Что это значит? Милли хмурится на минутку. Ну вот. Видите? К провидцам не ходи, а они все думают так, как она и предполагала. Нужно попробовать накупить лотерейных этих вот билетиков, вдруг — повезет. И похер на то, что денег у тебя итак дофига, кайф же в игре.
— Поздравляю, — притворно говорит Милли, а потом утыкается ему подбородком в плечо. Это все в норме — они ведь друзья. Эван, кажется, даже не берет это на свой счет. У него и дальше хорошее настроение.
— Ничего дурного, просто я тебя прекрасно понимаю. Но ты… это, ну, не налегай. Повеселись, потом двигайся дальше. Кокаину не можно доверять. Он искажает чувства.
Спасибо за такие познания и советики, одноглазый Принц.
Но убирает тоску, хочется сказать Милли, пока она закрывает на секунду глаза, вдыхая запах дорогого парфюма от кожаной куртки парня. Хотя, черт знает, она же никогда не пробовала.
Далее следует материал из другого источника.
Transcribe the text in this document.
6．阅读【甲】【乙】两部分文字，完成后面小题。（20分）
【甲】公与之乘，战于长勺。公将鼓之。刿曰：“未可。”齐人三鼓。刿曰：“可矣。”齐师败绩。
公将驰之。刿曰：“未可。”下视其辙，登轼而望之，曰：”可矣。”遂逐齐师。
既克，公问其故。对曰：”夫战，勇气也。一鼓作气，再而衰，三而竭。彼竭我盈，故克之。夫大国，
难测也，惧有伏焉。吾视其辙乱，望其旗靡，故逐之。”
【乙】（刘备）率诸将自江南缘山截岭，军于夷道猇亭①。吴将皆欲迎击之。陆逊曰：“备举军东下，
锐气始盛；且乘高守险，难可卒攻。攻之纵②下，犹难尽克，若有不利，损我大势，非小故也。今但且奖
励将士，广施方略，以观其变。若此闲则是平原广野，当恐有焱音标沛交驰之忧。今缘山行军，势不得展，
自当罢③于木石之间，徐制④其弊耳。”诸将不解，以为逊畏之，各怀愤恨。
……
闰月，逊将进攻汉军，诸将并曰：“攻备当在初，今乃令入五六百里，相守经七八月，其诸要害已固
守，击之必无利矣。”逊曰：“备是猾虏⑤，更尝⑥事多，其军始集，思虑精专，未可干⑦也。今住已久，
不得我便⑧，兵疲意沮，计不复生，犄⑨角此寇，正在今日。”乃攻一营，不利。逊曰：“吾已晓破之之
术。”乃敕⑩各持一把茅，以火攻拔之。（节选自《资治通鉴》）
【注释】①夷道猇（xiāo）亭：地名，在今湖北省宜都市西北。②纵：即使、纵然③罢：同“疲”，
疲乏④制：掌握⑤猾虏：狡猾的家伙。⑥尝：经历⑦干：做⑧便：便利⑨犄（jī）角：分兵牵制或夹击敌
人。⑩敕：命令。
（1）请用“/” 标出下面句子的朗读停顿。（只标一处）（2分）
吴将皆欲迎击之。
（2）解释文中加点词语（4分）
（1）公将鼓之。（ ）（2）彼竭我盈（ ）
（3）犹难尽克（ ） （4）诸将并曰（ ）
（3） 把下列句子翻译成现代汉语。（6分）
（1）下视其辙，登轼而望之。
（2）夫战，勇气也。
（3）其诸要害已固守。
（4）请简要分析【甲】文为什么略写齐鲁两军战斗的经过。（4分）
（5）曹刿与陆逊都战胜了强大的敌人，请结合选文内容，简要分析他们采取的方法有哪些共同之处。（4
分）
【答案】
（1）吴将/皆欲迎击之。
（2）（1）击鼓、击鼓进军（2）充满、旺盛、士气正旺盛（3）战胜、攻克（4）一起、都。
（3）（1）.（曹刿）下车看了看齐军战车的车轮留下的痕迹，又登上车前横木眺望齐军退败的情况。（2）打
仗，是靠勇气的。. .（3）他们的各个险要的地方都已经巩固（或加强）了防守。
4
— Ты сказал «кокаин»? — Эмили Кэри появляется просто из ниоткуда. На ней красивый синий джампсьют, на ногах туфли. Красивая, красивая. Очень типажная. — Эван, бля. Привет-привет!
— Тебе послышалось, дурочка — Митчелл бегло отпускает Милли, он подмигивает ей, разделяя секрет с ней по полной программе, а потом его руки обхватывают талию Кэри, ну и он ее аж приподнимает. — Здоров. Ну что, как ты? Прилетела с Милли разъёбывать Рим?
Не покорять, а разъёбывать. Потому Эван супер. Кэри нагло и по-дружески чмокает этого дурака в щеку.
Они смеются. Все хорошо. Милли незаметно прячет прозрачный пакетик в карман штанов. Она автоматически убирает волосы за ушки. И вот теперь, стоя в этом туалете, она тупит взгляд на белую-белую дорожку. Со стороны выглядит интересно — момент же застывает, вокруг ничего не происходит. Только одна маленькая женщина, ну и незаметно-быстрая смерть. Поздравляем. Алкок наклоняется. Она пальцами зажимает левую ноздрю, словно в «Лицо со шрамом», словно Тони-хэй-Монтана, словно снималась не принцессой, а дочкой клана Сопрано, а потом вдыхает кокаин.
Ну от, дожились.
Мозг моментально заклинивает, словно капканом захлопывается.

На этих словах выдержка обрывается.